(JTA) — A Jewish-Danish actor known for his starring role in “The Bridge,” a Scandinavian TV crime series remade for American audiences in 2013, said he was uncomfortable while working in Sweden because of anti-Semitism there.
“It’s growing,” Kim Bodnia told the Israeli website Walla.co.il last week when the interviewer asked him about anti-Semitism in Scandinavia. “Especially in Malmo, where we shot ‘The Bridge’ in Sweden. It’s not very nice and comfortable to be there as a Jewish person.”
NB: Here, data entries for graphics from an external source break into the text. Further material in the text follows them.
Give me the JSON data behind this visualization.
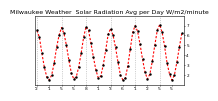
{
  "title": "Milwaukee Weather  Solar Radiation Avg per Day W/m2/minute",
  "line_color": "#FF0000",
  "marker_color": "#000000",
  "bg_color": "#FFFFFF",
  "grid_color": "#AAAAAA",
  "y_values": [
    6.5,
    5.8,
    4.2,
    2.8,
    1.8,
    1.5,
    2.0,
    3.2,
    4.8,
    6.0,
    6.8,
    6.2,
    5.0,
    3.5,
    2.2,
    1.6,
    1.8,
    2.8,
    4.2,
    5.8,
    6.9,
    6.5,
    5.2,
    3.8,
    2.5,
    1.7,
    1.9,
    3.0,
    4.5,
    6.1,
    6.7,
    6.0,
    4.8,
    3.3,
    2.0,
    1.5,
    1.7,
    2.9,
    4.6,
    6.3,
    7.0,
    6.4,
    5.1,
    3.6,
    2.3,
    1.6,
    2.1,
    3.4,
    5.0,
    6.5,
    7.1,
    6.3,
    4.9,
    3.2,
    2.1,
    1.5,
    2.0,
    3.3,
    4.8,
    6.2
  ],
  "ylim": [
    1,
    8
  ],
  "yticks": [
    2,
    3,
    4,
    5,
    6,
    7
  ],
  "grid_positions": [
    0,
    10,
    20,
    30,
    40,
    50
  ],
  "x_tick_positions": [
    0,
    5,
    10,
    15,
    20,
    25,
    30,
    35,
    40,
    45,
    50,
    55
  ],
  "x_tick_labels": [
    "'2",
    "'1",
    "'5",
    "'5",
    "'8",
    "'1",
    "'3",
    "'6",
    "'1",
    "'2",
    "'5",
    "'5"
  ],
  "title_fontsize": 4.5,
  "tick_fontsize": 3.0,
  "linewidth": 0.8,
  "markersize": 1.5
}
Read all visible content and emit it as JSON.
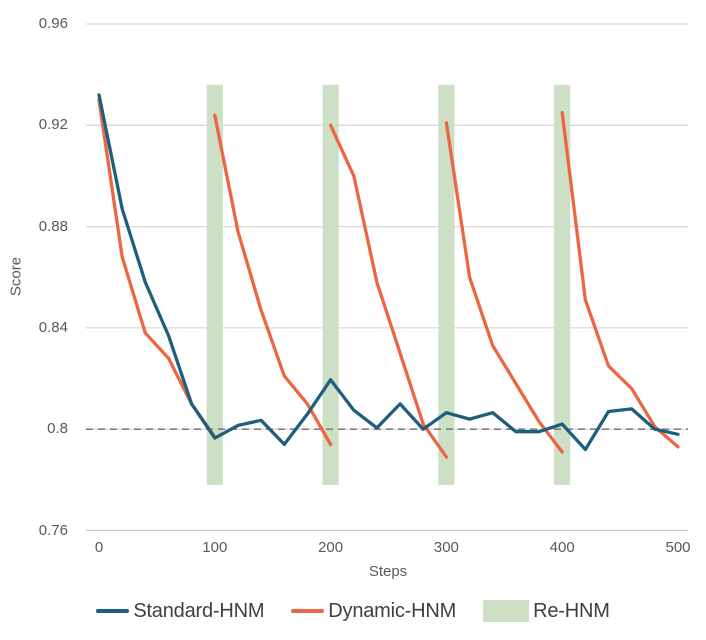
{
  "chart_data": {
    "type": "line",
    "title": "",
    "xlabel": "Steps",
    "ylabel": "Score",
    "xlim": [
      0,
      500
    ],
    "ylim": [
      0.76,
      0.96
    ],
    "x_ticks": [
      0,
      100,
      200,
      300,
      400,
      500
    ],
    "x_tick_labels": [
      "0",
      "100",
      "200",
      "300",
      "400",
      "500"
    ],
    "y_ticks": [
      0.96,
      0.92,
      0.88,
      0.84,
      0.8,
      0.76
    ],
    "y_tick_labels": [
      "0.96",
      "0.92",
      "0.88",
      "0.84",
      "0.8",
      "0.76"
    ],
    "grid": "horizontal",
    "reference_line": {
      "y": 0.8,
      "style": "dashed",
      "color": "#7f7f7f"
    },
    "bands": {
      "label": "Re-HNM",
      "color": "#cddfc5",
      "centers": [
        100,
        200,
        300,
        400
      ],
      "half_width_steps": 7,
      "y_range": [
        0.778,
        0.936
      ]
    },
    "series": [
      {
        "name": "Standard-HNM",
        "color": "#1f5f7d",
        "x": [
          0,
          20,
          40,
          60,
          80,
          100,
          120,
          140,
          160,
          180,
          200,
          220,
          240,
          260,
          280,
          300,
          320,
          340,
          360,
          380,
          400,
          420,
          440,
          460,
          480,
          500
        ],
        "y": [
          0.932,
          0.887,
          0.858,
          0.837,
          0.81,
          0.7965,
          0.8015,
          0.8035,
          0.794,
          0.806,
          0.8195,
          0.8075,
          0.8005,
          0.81,
          0.8,
          0.8065,
          0.804,
          0.8065,
          0.799,
          0.799,
          0.802,
          0.792,
          0.807,
          0.808,
          0.8,
          0.798
        ]
      },
      {
        "name": "Dynamic-HNM",
        "color": "#ea6742",
        "segments": [
          {
            "x": [
              0,
              20,
              40,
              60,
              80,
              100
            ],
            "y": [
              0.93,
              0.868,
              0.838,
              0.828,
              0.81,
              0.797
            ]
          },
          {
            "x": [
              100,
              120,
              140,
              160,
              180,
              200
            ],
            "y": [
              0.924,
              0.878,
              0.847,
              0.821,
              0.81,
              0.794
            ]
          },
          {
            "x": [
              200,
              220,
              240,
              260,
              280,
              300
            ],
            "y": [
              0.92,
              0.9,
              0.858,
              0.83,
              0.802,
              0.789
            ]
          },
          {
            "x": [
              300,
              320,
              340,
              360,
              380,
              400
            ],
            "y": [
              0.921,
              0.86,
              0.833,
              0.818,
              0.803,
              0.791
            ]
          },
          {
            "x": [
              400,
              420,
              440,
              460,
              480,
              500
            ],
            "y": [
              0.925,
              0.851,
              0.825,
              0.816,
              0.801,
              0.793
            ]
          }
        ]
      }
    ],
    "legend_position": "bottom"
  },
  "colors": {
    "gridline": "#d9d9d9",
    "axis_line": "#cccccc",
    "tick_text": "#595959",
    "legend_text": "#3f3f3f"
  }
}
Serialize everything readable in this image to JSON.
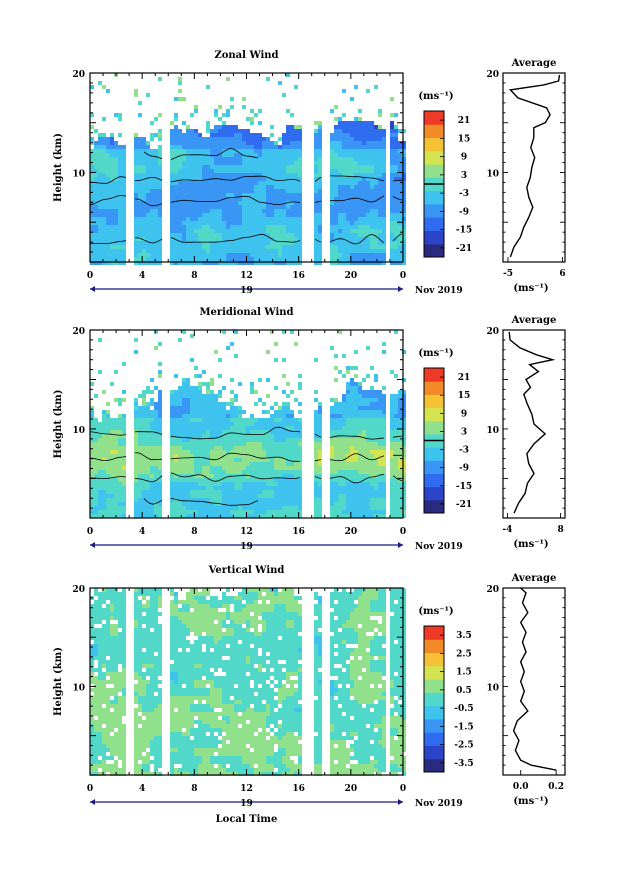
{
  "date_label": "Nov 2019",
  "day_label": "19",
  "xaxis_label": "Local Time",
  "colors": {
    "colormap": [
      "#2a2a80",
      "#2c44c8",
      "#2f6cf0",
      "#3a96f4",
      "#3ec2ee",
      "#52d8c8",
      "#90e08c",
      "#d4e450",
      "#f4c234",
      "#f28a28",
      "#ee3a26"
    ]
  },
  "chart_data": [
    {
      "type": "heatmap",
      "title": "Zonal Wind",
      "ylabel": "Height (km)",
      "x_ticks": [
        "0",
        "4",
        "8",
        "12",
        "16",
        "20",
        "0"
      ],
      "x_ticks_hours": [
        0,
        4,
        8,
        12,
        16,
        20,
        24
      ],
      "y_ticks": [
        "20",
        "10"
      ],
      "y_ticks_km": [
        20,
        10
      ],
      "xlim_hours": [
        0,
        24
      ],
      "ylim_km": [
        1,
        20
      ],
      "colorbar": {
        "unit": "(ms⁻¹)",
        "ticks": [
          "21",
          "15",
          "9",
          "3",
          "-3",
          "-9",
          "-15",
          "-21"
        ],
        "range": [
          -24,
          24
        ],
        "contour": 0
      },
      "data_gaps_hours": [
        [
          2.9,
          3.3
        ],
        [
          5.6,
          6.0
        ],
        [
          16.2,
          17.2
        ],
        [
          17.9,
          18.3
        ],
        [
          22.7,
          23.1
        ]
      ],
      "top_km_by_hour": [
        [
          0,
          13.5
        ],
        [
          4,
          13
        ],
        [
          8,
          14.5
        ],
        [
          12,
          13.5
        ],
        [
          16,
          14
        ],
        [
          20,
          14.5
        ],
        [
          24,
          14
        ]
      ],
      "sparse_top_km": 17,
      "profile": {
        "title": "Average",
        "xlabel": "(ms⁻¹)",
        "x_ticks": [
          "-5",
          "6"
        ],
        "x_ticks_values": [
          -5,
          6
        ],
        "y_ticks": [
          "20",
          "10"
        ],
        "xlim": [
          -6,
          6.5
        ],
        "ylim": [
          1,
          20
        ],
        "points": [
          [
            -4.5,
            1.5
          ],
          [
            -3.8,
            2.5
          ],
          [
            -2.5,
            3.5
          ],
          [
            -1.8,
            4.5
          ],
          [
            -0.8,
            5.5
          ],
          [
            0,
            6.5
          ],
          [
            -0.8,
            7.5
          ],
          [
            -1.2,
            8.5
          ],
          [
            -0.5,
            9.5
          ],
          [
            -0.2,
            10.5
          ],
          [
            0.4,
            11.5
          ],
          [
            -0.4,
            12.5
          ],
          [
            0.2,
            13.5
          ],
          [
            0.2,
            14.5
          ],
          [
            2.5,
            15
          ],
          [
            3.5,
            15.8
          ],
          [
            2.8,
            16.5
          ],
          [
            -3,
            17.5
          ],
          [
            -4.5,
            18.3
          ],
          [
            2.2,
            18.8
          ],
          [
            5.2,
            19.2
          ],
          [
            5.4,
            19.8
          ]
        ]
      }
    },
    {
      "type": "heatmap",
      "title": "Meridional Wind",
      "ylabel": "Height (km)",
      "x_ticks": [
        "0",
        "4",
        "8",
        "12",
        "16",
        "20",
        "0"
      ],
      "x_ticks_hours": [
        0,
        4,
        8,
        12,
        16,
        20,
        24
      ],
      "y_ticks": [
        "20",
        "10"
      ],
      "y_ticks_km": [
        20,
        10
      ],
      "xlim_hours": [
        0,
        24
      ],
      "ylim_km": [
        1,
        20
      ],
      "colorbar": {
        "unit": "(ms⁻¹)",
        "ticks": [
          "21",
          "15",
          "9",
          "3",
          "-3",
          "-9",
          "-15",
          "-21"
        ],
        "range": [
          -24,
          24
        ],
        "contour": 0
      },
      "data_gaps_hours": [
        [
          2.9,
          3.3
        ],
        [
          5.6,
          6.0
        ],
        [
          16.2,
          17.2
        ],
        [
          17.9,
          18.3
        ],
        [
          22.7,
          23.1
        ]
      ],
      "top_km_by_hour": [
        [
          0,
          11.5
        ],
        [
          4,
          12.5
        ],
        [
          8,
          14.5
        ],
        [
          12,
          12
        ],
        [
          16,
          11.5
        ],
        [
          20,
          14
        ],
        [
          24,
          13
        ]
      ],
      "sparse_top_km": 16.5,
      "profile": {
        "title": "Average",
        "xlabel": "(ms⁻¹)",
        "x_ticks": [
          "-4",
          "8"
        ],
        "x_ticks_values": [
          -4,
          8
        ],
        "y_ticks": [
          "20",
          "10"
        ],
        "xlim": [
          -5,
          9
        ],
        "ylim": [
          1,
          20
        ],
        "points": [
          [
            -2.5,
            1.5
          ],
          [
            -1.5,
            2.5
          ],
          [
            0,
            3.5
          ],
          [
            0.5,
            4.5
          ],
          [
            2,
            5.5
          ],
          [
            0.8,
            6.5
          ],
          [
            0.4,
            7.5
          ],
          [
            2,
            8.5
          ],
          [
            4.5,
            9.5
          ],
          [
            2,
            10.5
          ],
          [
            1.5,
            11.5
          ],
          [
            0.5,
            12.5
          ],
          [
            -0.3,
            13.5
          ],
          [
            1.2,
            14.2
          ],
          [
            0.2,
            15
          ],
          [
            3,
            15.8
          ],
          [
            1,
            16.5
          ],
          [
            6.2,
            17
          ],
          [
            2.5,
            17.5
          ],
          [
            -1.2,
            18.2
          ],
          [
            -3.4,
            19
          ],
          [
            -3.6,
            19.8
          ]
        ]
      }
    },
    {
      "type": "heatmap",
      "title": "Vertical Wind",
      "ylabel": "Height (km)",
      "x_ticks": [
        "0",
        "4",
        "8",
        "12",
        "16",
        "20",
        "0"
      ],
      "x_ticks_hours": [
        0,
        4,
        8,
        12,
        16,
        20,
        24
      ],
      "y_ticks": [
        "20",
        "10"
      ],
      "y_ticks_km": [
        20,
        10
      ],
      "xlim_hours": [
        0,
        24
      ],
      "ylim_km": [
        1,
        20
      ],
      "colorbar": {
        "unit": "(ms⁻¹)",
        "ticks": [
          "3.5",
          "2.5",
          "1.5",
          "0.5",
          "-0.5",
          "-1.5",
          "-2.5",
          "-3.5"
        ],
        "range": [
          -4,
          4
        ]
      },
      "data_gaps_hours": [
        [
          2.9,
          3.3
        ],
        [
          5.6,
          6.0
        ],
        [
          16.2,
          17.2
        ],
        [
          17.9,
          18.3
        ],
        [
          22.7,
          23.1
        ]
      ],
      "top_km_by_hour": [
        [
          0,
          20
        ],
        [
          24,
          20
        ]
      ],
      "sparse_top_km": 20,
      "profile": {
        "title": "Average",
        "xlabel": "(ms⁻¹)",
        "x_ticks": [
          "0.0",
          "0.2"
        ],
        "x_ticks_values": [
          0,
          0.2
        ],
        "y_ticks": [
          "20",
          "10"
        ],
        "xlim": [
          -0.1,
          0.25
        ],
        "ylim": [
          1,
          20
        ],
        "points": [
          [
            0.2,
            1.5
          ],
          [
            0.06,
            2
          ],
          [
            0.0,
            2.5
          ],
          [
            -0.03,
            3.5
          ],
          [
            -0.01,
            4.5
          ],
          [
            -0.04,
            5.5
          ],
          [
            -0.02,
            6.5
          ],
          [
            0.04,
            7.5
          ],
          [
            0.0,
            8.5
          ],
          [
            0.02,
            9.5
          ],
          [
            0.0,
            10.5
          ],
          [
            0.02,
            11.5
          ],
          [
            0.0,
            12.5
          ],
          [
            0.03,
            13.5
          ],
          [
            0.01,
            14.5
          ],
          [
            0.03,
            15.5
          ],
          [
            0.0,
            16.5
          ],
          [
            0.04,
            17.5
          ],
          [
            0.01,
            18.5
          ],
          [
            0.03,
            19.5
          ],
          [
            0.0,
            20
          ]
        ]
      }
    }
  ]
}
Bodnia quit the show, which has been shown in over 100 countries, after its first two seasons. Asked about his decision to leave, he told Walla it owed to a change in his contract, which limited his influence on the screenplay and interaction with the writers. “We had some discussions that we were not allowed to be so much involved and it didn’t fit because we had it in the contract,” he said. But he added he would consider returning to the set for the fourth season if the producers change their mind on his level of involvement in the writing.
Still, anti-Semitism in Sweden, he said, reaffirms his decision to walk away from projects there, he said.
“Of course it has something to do with how it’s easy for me to say no to work in Sweden, when they didn’t have the script right. I can say, well, I don’t feel so safe there,” Bodnia said.
Bodnia, who is of Russian and Polish ancestry, in 2014 directed “The Tailor’s Tale,” a play about the life of playwright Bodin Saphir’s Jewish grandfather during the Nazi occupation in Copenhagen.
“The Bridge” was remade in 2013 by the U.S. network FX, but the American version was canceled after two seasons.